Funza Lushaka is a full-cost, multi-year bursary scheme introduced in 2007 to promote teaching in areas of national priority.
South Africa is facing a dearth of young teachers, as new matrics shun the profession, and the department wanted to address this problem with the bursaries.
This week the department and Nsfas have been at odds over an allowance distribution mess that has distressed the bursary holders at Unisa.
But administration of the scheme at Unisa, which is the responsibility of Nsfas, has hit a snag.
Unisa has the country’s largest student body, and the university also attracts the largest pool of students from poor communities.
The Sunday Independent reported last week that Funza Lushaka bursars at Unisa were being deprived of the allowances they signed up for.
While Nsfas made them sign for thousands of rand – sometimes as much as R80 000 – the students were not receiving the full amounts. This had left them without food and accommodation allowances. Transport allowances, too, were paltry sums – a far cry from what the scheme used to allocate them and had promised for 2014.

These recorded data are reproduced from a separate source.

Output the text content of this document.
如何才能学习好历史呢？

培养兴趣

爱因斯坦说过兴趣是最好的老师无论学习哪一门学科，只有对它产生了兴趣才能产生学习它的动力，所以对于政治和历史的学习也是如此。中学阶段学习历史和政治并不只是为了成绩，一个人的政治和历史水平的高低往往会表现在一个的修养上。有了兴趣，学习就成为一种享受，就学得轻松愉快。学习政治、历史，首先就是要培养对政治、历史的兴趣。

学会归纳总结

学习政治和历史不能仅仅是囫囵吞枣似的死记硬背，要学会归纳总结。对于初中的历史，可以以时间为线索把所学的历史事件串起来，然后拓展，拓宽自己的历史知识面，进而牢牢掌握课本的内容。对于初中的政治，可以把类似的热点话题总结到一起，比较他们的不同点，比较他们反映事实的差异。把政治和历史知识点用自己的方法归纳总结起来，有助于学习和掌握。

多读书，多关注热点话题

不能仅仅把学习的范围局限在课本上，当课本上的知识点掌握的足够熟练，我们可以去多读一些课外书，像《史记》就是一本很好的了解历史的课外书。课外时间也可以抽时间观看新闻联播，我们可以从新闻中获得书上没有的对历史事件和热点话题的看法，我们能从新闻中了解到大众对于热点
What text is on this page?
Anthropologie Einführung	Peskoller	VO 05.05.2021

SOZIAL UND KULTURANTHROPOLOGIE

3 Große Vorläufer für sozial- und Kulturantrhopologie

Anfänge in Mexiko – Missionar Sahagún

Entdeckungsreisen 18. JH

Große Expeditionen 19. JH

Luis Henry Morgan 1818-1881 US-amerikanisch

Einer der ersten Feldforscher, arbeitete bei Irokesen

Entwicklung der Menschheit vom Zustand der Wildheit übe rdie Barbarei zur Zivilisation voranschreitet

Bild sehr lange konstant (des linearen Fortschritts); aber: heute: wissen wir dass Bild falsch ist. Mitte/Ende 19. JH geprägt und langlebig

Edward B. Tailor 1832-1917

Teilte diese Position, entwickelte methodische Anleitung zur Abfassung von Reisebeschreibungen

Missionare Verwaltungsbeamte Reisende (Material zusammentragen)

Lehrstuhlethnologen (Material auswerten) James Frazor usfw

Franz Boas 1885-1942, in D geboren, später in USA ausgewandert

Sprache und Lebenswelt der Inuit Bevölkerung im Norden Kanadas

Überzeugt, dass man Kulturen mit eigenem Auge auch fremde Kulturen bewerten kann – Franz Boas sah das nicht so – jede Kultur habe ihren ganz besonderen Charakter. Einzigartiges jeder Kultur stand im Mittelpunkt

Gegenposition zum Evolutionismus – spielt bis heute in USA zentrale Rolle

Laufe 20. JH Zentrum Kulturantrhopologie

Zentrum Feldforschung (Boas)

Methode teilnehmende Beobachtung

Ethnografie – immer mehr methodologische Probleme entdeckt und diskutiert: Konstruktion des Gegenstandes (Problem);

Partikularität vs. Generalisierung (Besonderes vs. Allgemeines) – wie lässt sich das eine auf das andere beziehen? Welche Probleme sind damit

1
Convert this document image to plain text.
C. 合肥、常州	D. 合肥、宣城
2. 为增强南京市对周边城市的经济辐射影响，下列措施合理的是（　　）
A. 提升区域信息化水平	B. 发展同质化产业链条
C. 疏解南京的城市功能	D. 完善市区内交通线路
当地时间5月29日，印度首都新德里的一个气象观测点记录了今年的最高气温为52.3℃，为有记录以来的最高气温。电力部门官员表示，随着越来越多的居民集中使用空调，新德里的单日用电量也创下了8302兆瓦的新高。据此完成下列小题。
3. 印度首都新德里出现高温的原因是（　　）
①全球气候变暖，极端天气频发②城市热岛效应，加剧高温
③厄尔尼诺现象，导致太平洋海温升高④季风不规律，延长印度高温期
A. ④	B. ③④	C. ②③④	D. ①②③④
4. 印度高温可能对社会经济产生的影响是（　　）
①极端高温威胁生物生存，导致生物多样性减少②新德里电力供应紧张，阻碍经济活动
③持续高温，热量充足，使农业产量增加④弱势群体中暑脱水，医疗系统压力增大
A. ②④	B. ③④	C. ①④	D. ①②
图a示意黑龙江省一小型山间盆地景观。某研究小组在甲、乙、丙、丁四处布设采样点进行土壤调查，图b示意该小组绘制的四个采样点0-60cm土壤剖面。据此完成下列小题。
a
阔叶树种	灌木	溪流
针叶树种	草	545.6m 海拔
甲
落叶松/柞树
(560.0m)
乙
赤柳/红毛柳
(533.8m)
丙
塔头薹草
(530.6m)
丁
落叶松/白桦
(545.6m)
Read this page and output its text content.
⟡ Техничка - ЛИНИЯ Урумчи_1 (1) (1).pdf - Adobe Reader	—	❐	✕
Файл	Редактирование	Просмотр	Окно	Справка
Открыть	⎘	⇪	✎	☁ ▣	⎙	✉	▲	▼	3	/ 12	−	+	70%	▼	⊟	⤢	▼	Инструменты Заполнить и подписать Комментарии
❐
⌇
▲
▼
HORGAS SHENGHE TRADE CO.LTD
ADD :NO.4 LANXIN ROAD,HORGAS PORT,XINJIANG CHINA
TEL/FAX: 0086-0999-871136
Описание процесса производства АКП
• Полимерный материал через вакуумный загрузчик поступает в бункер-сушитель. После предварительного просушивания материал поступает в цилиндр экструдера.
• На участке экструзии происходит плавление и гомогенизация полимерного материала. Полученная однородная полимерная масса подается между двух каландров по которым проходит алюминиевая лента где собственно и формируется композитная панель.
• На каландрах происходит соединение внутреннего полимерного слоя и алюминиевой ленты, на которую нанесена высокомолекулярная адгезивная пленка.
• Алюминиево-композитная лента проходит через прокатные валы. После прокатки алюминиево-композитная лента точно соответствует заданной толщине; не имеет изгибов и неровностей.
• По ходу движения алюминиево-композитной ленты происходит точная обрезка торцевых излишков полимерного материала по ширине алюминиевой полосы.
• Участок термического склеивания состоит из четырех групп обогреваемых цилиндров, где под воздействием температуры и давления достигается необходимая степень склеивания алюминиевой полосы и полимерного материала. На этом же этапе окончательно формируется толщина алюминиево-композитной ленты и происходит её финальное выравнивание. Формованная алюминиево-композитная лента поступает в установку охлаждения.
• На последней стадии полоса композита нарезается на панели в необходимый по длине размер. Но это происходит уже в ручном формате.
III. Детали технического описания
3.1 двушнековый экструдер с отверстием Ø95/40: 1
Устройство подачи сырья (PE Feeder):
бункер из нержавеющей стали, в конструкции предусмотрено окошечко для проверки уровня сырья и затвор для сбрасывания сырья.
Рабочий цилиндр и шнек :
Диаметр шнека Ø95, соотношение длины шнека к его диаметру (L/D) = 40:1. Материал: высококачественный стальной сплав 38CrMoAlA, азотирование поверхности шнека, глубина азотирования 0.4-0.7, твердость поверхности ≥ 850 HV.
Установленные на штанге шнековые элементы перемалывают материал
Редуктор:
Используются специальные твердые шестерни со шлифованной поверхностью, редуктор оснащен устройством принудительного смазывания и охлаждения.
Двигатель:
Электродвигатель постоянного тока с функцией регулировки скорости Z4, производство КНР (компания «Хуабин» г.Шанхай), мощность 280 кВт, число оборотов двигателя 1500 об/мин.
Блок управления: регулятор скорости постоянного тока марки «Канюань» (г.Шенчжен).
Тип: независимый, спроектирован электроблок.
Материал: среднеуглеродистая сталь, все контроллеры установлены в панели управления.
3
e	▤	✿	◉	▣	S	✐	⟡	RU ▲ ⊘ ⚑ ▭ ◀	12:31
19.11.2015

Even textbook allocations had been delayed, with the result that students went without textbooks for almost the entire first semester, leading to one student commenting, “We wrote worst exams ever”.
The students said they suspected they were being defrauded, as answers were not forthcoming– either from Nsfas or Unisa call-centre officials. Even the Department of Basic Education had no answers for them, but this week it convened a meeting with Nsfas to “urgently address” Funza Lushaka issues.
Gerrit Coetzee, director for initial teacher education in the Department of Basic Education, told students that Nsfas’s piloted allocation system was actually the failing link. Nsfas has been piloting a funds allocation system it calls sBux. This is a cellphone application that issues vouchers.
“Nsfas has acknowledged that there have been delays in the payment of bursary allowances and book vouchers. The delays were mainly because of system failures after the introduction of the pilot.
“Nsfas is urgently attending to the challenges regarding the transfer of money to students,” Coetzee assured the students.
“Nsfas is in the process of transferring book vouchers to students.”
But this was far from the truth, said Iris Mandindi, a spokeswoman for Nsfas. “It is completely untrue to say that Nsfas has admitted that its piloted sBux system has not been a success. Nsfas did not say this in any meeting. Nsfas did not report system failures...” she said.
The agency shifted the blame to the Basic Education Department for Funza Lushaka bursary failures.
“The facts are that Funza Lushaka students must receive funds from the beginning of the academic year, in January. But the Department of Basic Education makes its selection of students who will receive bursaries only in April. Funding is also provided to Nsfas by the department only in April,” said Mandindi.
“Nsfas called on the department to align its selection process with university registration periods to ensure students can receive funds in January each year. There is no reason for the department’s selection process to last up to April, as this seriously disadvantages bursary students.”
SBux was, in fact, a success, Mandindi said.
“In the past five months, the sBux system has distributed more than R100 million successfully to more than 63 000 students at 10 institutions throughout the country for books, travel, food and accommodation.”
Created by Celbux, a private mobile banking solutions company, sBux is a system that Nsfas uses to transfer allowances to loan and bursary students.
The allowances are issued as vouchers, which students can exchange for food, accommodation, books and travel.
Nsfas first piloted the system at the University of the Western Cape last year and extended it to 12 other institutions this year.
Unisa is included in the 2014 batch.
The agency said it had introduced sBux in a bid to limit the abuse of funds by beneficiaries.
But the system appears to be causing commotion beyond Unisa’s Funza Lushaka beneficiaries.
A trilateral student representative council (SRC) conference – of the University of Pretoria (UP), the University of Cape Town and the University of the Western Cape held this year – heard how sBux was hampering students’ access to funds.
The UP’s SRC recently asked the institution’s management to “oppose implementation” of sBux at the university next year, at least until Nsfas took the the university into its confidence. “Until such a time that Nsfas provides solid evidence of the effectiveness of the sBux system, the UP SRC rejects the system in order to protect our financially needy students, and we will pass this stance on to our successors,” said the SRC’s Nthabiseng Nooe.